9. En cinquième et dernier lieu, aux termes de l'article L. 611-3 du code de l'entrée et du séjour des étrangers et du droit d'asile : " Ne peuvent faire l'objet d'une décision portant obligation de quitter le territoire français : / () 9° L'étranger résidant habituellement en France si son état de santé nécessite une prise en charge médicale dont le défaut pourrait avoir pour lui des conséquences d'une exceptionnelle gravité et si, eu égard à l'offre de soins et aux caractéristiques du système de santé du pays de renvoi, il ne pourrait pas y bénéficier effectivement d'un traitement approprié. "
10. Pour les mêmes motifs que ceux exposés au point 7 du présent jugement, Mme B n'est pas fondée à soutenir que la décision portant obligation de quitter le territoire français méconnaît les dispositions du 9° de l'article L. 611-3 du code de l'entrée et du séjour des étrangers et du droit d'asile précitées.

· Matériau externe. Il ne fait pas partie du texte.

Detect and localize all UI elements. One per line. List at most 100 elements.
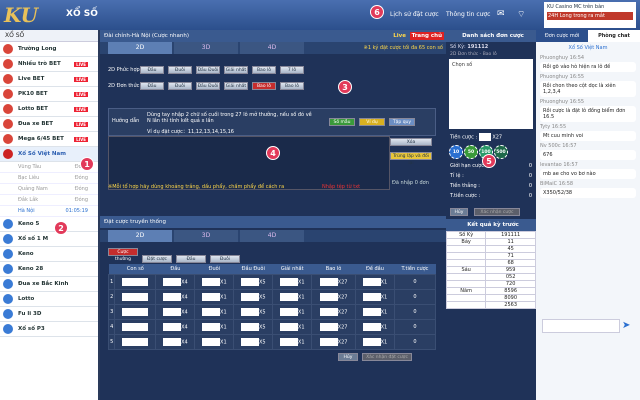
- bet-input[interactable]: [240, 307, 259, 316]
- bet-option-button[interactable]: Đầu Đuôi: [196, 66, 220, 74]
- sidebar-item[interactable]: PK10 BET LIVE: [0, 87, 98, 102]
- number-input-area[interactable]: [108, 136, 390, 190]
- sidebar-item[interactable]: Keno: [0, 247, 98, 262]
- bet-input[interactable]: [240, 337, 259, 346]
- sidebar-item[interactable]: Đua xe BET LIVE: [0, 117, 98, 132]
- sidebar-item[interactable]: Lotto: [0, 292, 98, 307]
- trad-bet-button[interactable]: Đặt cược: [142, 255, 172, 263]
- bet-input[interactable]: [362, 322, 381, 331]
- number-input[interactable]: [122, 292, 149, 301]
- bet-input[interactable]: [319, 292, 338, 301]
- tab[interactable]: 3D: [174, 42, 238, 54]
- send-icon[interactable]: ➤: [622, 320, 630, 331]
- side-action-button[interactable]: Trùng lặp và đổi lại: [390, 152, 432, 166]
- bet-input[interactable]: [362, 307, 381, 316]
- bet-input[interactable]: [240, 277, 259, 286]
- bet-option-button[interactable]: Đuôi: [168, 82, 192, 90]
- bet-input[interactable]: [319, 337, 338, 346]
- history-link[interactable]: Lịch sử đặt cược: [390, 11, 439, 18]
- amount-input[interactable]: [478, 133, 491, 141]
- home-button[interactable]: Trang chủ: [409, 32, 444, 40]
- bet-option-button[interactable]: Giải nhất: [224, 82, 248, 90]
- bet-option-button[interactable]: 7 lô: [280, 66, 304, 74]
- confirm-trad-button[interactable]: Xác nhận đặt cược: [362, 353, 412, 361]
- number-input[interactable]: [122, 277, 149, 286]
- tab[interactable]: 2D: [108, 42, 172, 54]
- bet-input[interactable]: [279, 292, 298, 301]
- bet-input[interactable]: [163, 322, 182, 331]
- import-link[interactable]: Nhập tệp từ txt: [322, 184, 360, 190]
- number-input[interactable]: [122, 337, 149, 346]
- sidebar-subitem[interactable]: Đắk Lắk Đóng: [0, 195, 98, 206]
- bet-input[interactable]: [279, 337, 298, 346]
- bet-input[interactable]: [163, 292, 182, 301]
- bet-input[interactable]: [279, 307, 298, 316]
- help-button[interactable]: Tập quy: [389, 118, 415, 126]
- bet-input[interactable]: [202, 337, 221, 346]
- sidebar-subitem[interactable]: Bạc Liêu Đóng: [0, 173, 98, 184]
- bet-input[interactable]: [362, 337, 381, 346]
- cancel-bet-button[interactable]: Hủy: [450, 208, 468, 216]
- tab[interactable]: 4D: [240, 42, 304, 54]
- chat-input[interactable]: [542, 319, 620, 333]
- info-link[interactable]: Thông tin cược: [446, 11, 490, 18]
- sidebar-subitem[interactable]: Hà Nội 01:05:19: [0, 206, 98, 217]
- bet-input[interactable]: [163, 337, 182, 346]
- sidebar-item[interactable]: Live BET LIVE: [0, 72, 98, 87]
- side-action-button[interactable]: Xóa: [390, 138, 432, 146]
- tab[interactable]: 3D: [174, 230, 238, 242]
- chip-50[interactable]: 50: [464, 145, 478, 159]
- bet-option-button[interactable]: Bao lô: [280, 82, 304, 90]
- trad-bet-button[interactable]: Đầu: [176, 255, 206, 263]
- bet-input[interactable]: [202, 277, 221, 286]
- bet-input[interactable]: [202, 322, 221, 331]
- sidebar-item[interactable]: Xổ số 1 M: [0, 232, 98, 247]
- chip-10[interactable]: 10: [449, 145, 463, 159]
- bet-input[interactable]: [240, 292, 259, 301]
- promo-banner[interactable]: KU Casino MC trên bàn 24H Long trong ra …: [544, 2, 636, 28]
- bet-input[interactable]: [279, 322, 298, 331]
- bet-input[interactable]: [240, 322, 259, 331]
- bet-input[interactable]: [163, 307, 182, 316]
- bet-option-button[interactable]: Giải nhất: [224, 66, 248, 74]
- bet-option-button[interactable]: Đầu: [140, 82, 164, 90]
- bet-input[interactable]: [163, 277, 182, 286]
- sidebar-item[interactable]: Lotto BET LIVE: [0, 102, 98, 117]
- sidebar-item[interactable]: Trường Long: [0, 42, 98, 57]
- cancel-trad-button[interactable]: Hủy: [338, 353, 358, 361]
- tab-chat-room[interactable]: Phòng chat: [588, 30, 640, 42]
- bet-option-button[interactable]: Đầu: [140, 66, 164, 74]
- sidebar-item[interactable]: Mega 6/45 BET LIVE: [0, 132, 98, 147]
- bet-input[interactable]: [362, 277, 381, 286]
- sidebar-item[interactable]: Xổ số P3: [0, 322, 98, 337]
- tab[interactable]: 2D: [108, 230, 172, 242]
- bet-input[interactable]: [202, 292, 221, 301]
- help-button[interactable]: Số mẫu: [329, 118, 355, 126]
- sidebar-item[interactable]: Keno 5: [0, 217, 98, 232]
- help-button[interactable]: Ví dụ: [359, 118, 385, 126]
- trad-bet-button[interactable]: Đuôi: [210, 255, 240, 263]
- bet-input[interactable]: [319, 322, 338, 331]
- sidebar-item[interactable]: Fu li 3D: [0, 307, 98, 322]
- sidebar-item[interactable]: Keno 28: [0, 262, 98, 277]
- bet-option-button[interactable]: Đầu Đuôi: [196, 82, 220, 90]
- bet-input[interactable]: [279, 277, 298, 286]
- bet-input[interactable]: [319, 277, 338, 286]
- mail-icon[interactable]: ✉: [497, 9, 505, 19]
- sidebar-item[interactable]: Nhiều trò BET LIVE: [0, 57, 98, 72]
- number-input[interactable]: [122, 307, 149, 316]
- bet-input[interactable]: [202, 307, 221, 316]
- tab-new-bets[interactable]: Đơn cược mới: [536, 30, 588, 42]
- bet-input[interactable]: [362, 292, 381, 301]
- trad-bet-button[interactable]: Cược thường: [108, 248, 138, 262]
- confirm-bet-button[interactable]: Xác nhận cược: [473, 208, 520, 216]
- tab[interactable]: 4D: [240, 230, 304, 242]
- bet-option-button[interactable]: Đuôi: [168, 66, 192, 74]
- bet-option-button[interactable]: Bao lô: [252, 66, 276, 74]
- number-input[interactable]: [122, 322, 149, 331]
- chip-500[interactable]: 500: [494, 145, 508, 159]
- sidebar-item[interactable]: Đua xe Bắc Kinh: [0, 277, 98, 292]
- bet-option-button[interactable]: Bao lô: [252, 82, 276, 90]
- sidebar-subitem[interactable]: Quảng Nam Đóng: [0, 184, 98, 195]
- bet-input[interactable]: [319, 307, 338, 316]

11. Il résulte de tout ce qui précède, sans qu'il soit besoin d'examiner la fin de non-recevoir soulevée par le préfet des Yvelines, que les conclusions présentées par Mme B tendant à l'annulation de l'arrêté du préfet des Yvelines du 30 octobre 2023, en tant qu'il lui refuse la délivrance d'un titre de séjour et lui fait obligation de quitter le territoire français ne peuvent qu'être rejetées ainsi que, par voie de conséquence, ses conclusions aux fins d'injonction et, en tout état de cause, ses conclusions présentées sur le fondement de l'article L. 761-1 du code de justice administrative.
D E C I D E :
Article 1er : La requête de Mme B est rejetée.
Article 2 : Le présent jugement sera notifié à Mme D B et au préfet des Yvelines.
Délibéré après l'audience du 10 septembre 2024, à laquelle siégeaient :
M. Féral, président,
M. Kaczynski, premier conseiller,
Mme Ghiandoni, première conseillère,
Rendu public par mise à disposition au greffe le 24 septembre 2024.
La rapporteure,
Signé
S. GHIANDONI
Le président,
Signé
R. FÉRAL
Le greffier,
Signé
C. GUELDRY
La République mande et ordonne au préfet des Yvelines en ce qui le concerne ou à tous commissaires de justice à ce requis en ce qui concerne les voies de droit commun contre les parties privées, de pourvoir à l'exécution du présent jugement.